Ce fut l'heureuse idée de madame de Maintenon, qui réservait le grand théâtre de la guerre à ses amis, Villeroi, Tallard et Marsin, mais qui aimait Villars, et qui, après ses victoires, ne pouvait décemment le mettre à la retraite. Celui-ci comprit à merveille qu'il allait, à fort bon marché, se donner le laurier de héros pacificateur. C'est ainsi qu'il se pose, dans ses Mémoires, avec ses vanteries ordinaires, maintes et maintes contradictions, tantôt avouant que ces populations étaient fort douces, disposées à la paix, tantôt faisant entendre qu'elles ne se soumirent que terrifiées.

Villars pouvait-il croire, comme le trop simple d'Aigalliers, qu'on allait faire une paix sérieuse entre des partis acharnés? Il était fort léger et tâchait de le croire. Il voulait un succès rapide, quelque semblant de paix, rapporter cela à Versailles, retourner plus grand sur le Rhin. Basville, qui ne s'y trompait pas, et qui n'avalait pas plus aisément que les évêques l'amnistie et l'intervention de la noblesse protestante, Basville s'y prêta, cependant. Il sentit les avantages d'une fausse paix pour désorganiser les camisards.

Ils avaient eu un échec assez grave, mais ils s'en remettaient. Leurs redoutables chefs, Roland, Cavalier, Catinat, Ravanel, étaient tous vivants et en selle. Tous leurs corps s'étaient complétés. Villars, pour mieux les diviser, s'adressa, non pas à Roland, qui était le premier, mais au jeune Cavalier, qui n'avait jamais commandé que sept cents hommes. C'était le plus brillant, le plus populaire; sa défection pouvait être contagieuse. Il lui envoya d'Aigalliers.

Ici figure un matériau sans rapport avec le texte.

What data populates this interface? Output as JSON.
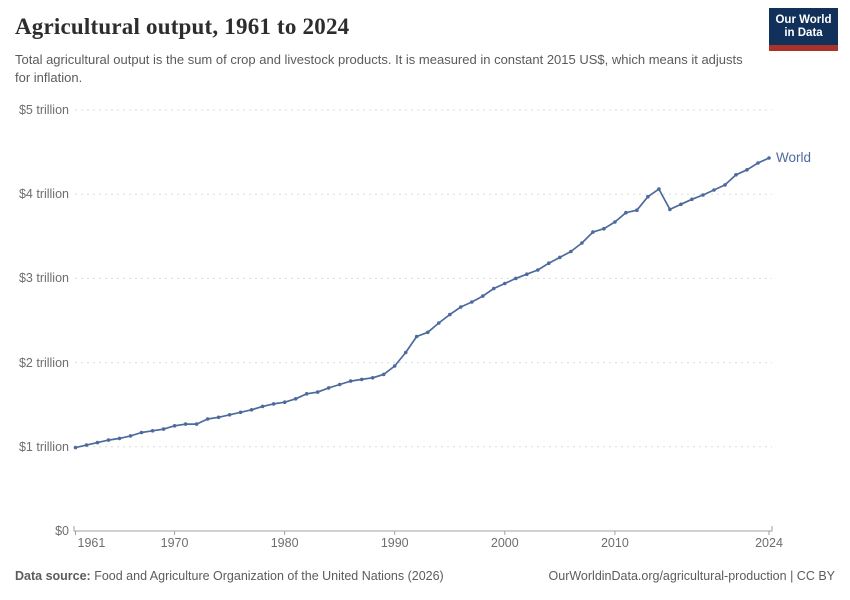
{
  "header": {
    "title": "Agricultural output, 1961 to 2024",
    "subtitle": "Total agricultural output is the sum of crop and livestock products. It is measured in constant 2015 US$, which means it adjusts for inflation.",
    "logo": {
      "line1": "Our World",
      "line2": "in Data",
      "bg_color": "#12315A",
      "stripe_color": "#A8332A",
      "text_color": "#FFFFFF"
    }
  },
  "chart_data": {
    "type": "line",
    "title": "Agricultural output, 1961 to 2024",
    "xlabel": "",
    "ylabel": "",
    "unit": "constant 2015 US$",
    "xlim": [
      1961,
      2024
    ],
    "ylim": [
      0,
      5
    ],
    "grid": "horizontal-dashed",
    "legend_position": "end-of-line",
    "x_ticks": [
      1961,
      1970,
      1980,
      1990,
      2000,
      2010,
      2024
    ],
    "y_ticks": [
      {
        "value": 0,
        "label": "$0"
      },
      {
        "value": 1,
        "label": "$1 trillion"
      },
      {
        "value": 2,
        "label": "$2 trillion"
      },
      {
        "value": 3,
        "label": "$3 trillion"
      },
      {
        "value": 4,
        "label": "$4 trillion"
      },
      {
        "value": 5,
        "label": "$5 trillion"
      }
    ],
    "series": [
      {
        "name": "World",
        "color": "#4C6A9C",
        "years": [
          1961,
          1962,
          1963,
          1964,
          1965,
          1966,
          1967,
          1968,
          1969,
          1970,
          1971,
          1972,
          1973,
          1974,
          1975,
          1976,
          1977,
          1978,
          1979,
          1980,
          1981,
          1982,
          1983,
          1984,
          1985,
          1986,
          1987,
          1988,
          1989,
          1990,
          1991,
          1992,
          1993,
          1994,
          1995,
          1996,
          1997,
          1998,
          1999,
          2000,
          2001,
          2002,
          2003,
          2004,
          2005,
          2006,
          2007,
          2008,
          2009,
          2010,
          2011,
          2012,
          2013,
          2014,
          2015,
          2016,
          2017,
          2018,
          2019,
          2020,
          2021,
          2022,
          2023,
          2024
        ],
        "values_trillion_usd": [
          0.99,
          1.02,
          1.05,
          1.08,
          1.1,
          1.13,
          1.17,
          1.19,
          1.21,
          1.25,
          1.27,
          1.27,
          1.33,
          1.35,
          1.38,
          1.41,
          1.44,
          1.48,
          1.51,
          1.53,
          1.57,
          1.63,
          1.65,
          1.7,
          1.74,
          1.78,
          1.8,
          1.82,
          1.86,
          1.96,
          2.12,
          2.31,
          2.36,
          2.47,
          2.57,
          2.66,
          2.72,
          2.79,
          2.88,
          2.94,
          3.0,
          3.05,
          3.1,
          3.18,
          3.25,
          3.32,
          3.42,
          3.55,
          3.59,
          3.67,
          3.78,
          3.81,
          3.97,
          4.06,
          3.82,
          3.88,
          3.94,
          3.99,
          4.05,
          4.11,
          4.23,
          4.29,
          4.37,
          4.43
        ]
      }
    ],
    "colors": {
      "gridline": "#dcdcdc",
      "axis": "#a1a1a1",
      "tick_label": "#6e6e6e"
    }
  },
  "footer": {
    "datasource_label": "Data source:",
    "datasource_value": " Food and Agriculture Organization of the United Nations (2026)",
    "link": "OurWorldinData.org/agricultural-production",
    "separator": " | ",
    "license": "CC BY"
  }
}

Et, d'autre part, Basville, pour prévenir Villars, par un plus court chemin, lui envoya un officier et un protestant que Cavalier connaissait et respectait d'enfance, ayant été petit berger chez lui. La séduction fut très-grossière. On lui offrit de le faire colonel d'un régiment qu'il formerait de ses camisards. Il fut séduit. D'Aigalliers, qui survint ensuite, l'acheva, en chantant des psaumes avec lui, l'embrassant, lui disant qu'il suivrait sa fortune. Cavalier se laissa aller jusqu'à écrire une lettre de repentir, d'aveugle soumission à Villars. On le mena en laisse, de bourgade en bourgade, de banquet en banquet, psalmodiant et promettant la paix. La joie et l'ivresse du peuple, le vertige des foules exaltait le jeune prophète. Les vanités mondaines qui lui troublaient la tête lui faisaient dire, dans l'extase, les plus ridicules paroles: «Ô mon fils lui disait l'Esprit, tu verras le Roi!» C'était, en effet, une des choses qui l'avaient le plus tenté, l'espoir qu'on lui donna de voir ce dieu mortel!

Il n'avait cependant nul droit, nul pouvoir pour traiter. Son chef Roland, bien loin d'approcher, eut horreur du contact, s'éloigna, monta au Désert. Il y surprit, battit un gros parti de cavalerie, pendant que Cavalier, aveuglé par son fol orgueil, acceptait le triomphe que le rusé Villars lui arrangea dans Nîmes, pour bien montrer qu'il le tenait. Rien ne fut plus galant que le joli costume où parut le jeune homme. Une plume blanche flottait au chapeau d'où s'échappaient ses blonds cheveux. Son justaucorps (ventre de biche), galonné d'or, laissait voir un dessous royal, la veste et culotte écarlate. Ajoutez une belle steinkerque au cou, d'ample mousseline blanche. Les dames catholiques s'étonnèrent de voir en lui ce monstre redouté; et plus d'une fut assez folle pour vouloir toucher ses vêtements.

Villars promit généreusement ce qu'il ne pouvait pas tenir, la liberté de conscience, la délivrance des prisonniers, le retour de l'émigration. Il refusa les temples, les villes de sûreté.—Telles sont ses réponses écrites sur la requête écrite de Cavalier. Je m'en rapporte à cette pièce. (Peyrat, II, 165.) Villars, dans ses Mémoires, dit n'avoir pas promis la liberté de conscience. S'il ne l'eût pas promise, Cavalier n'eût pu un seul moment tromper les siens; démasqué et percé à jour, manifestement traître, il serait resté seul dès ce moment, inutile à Villars.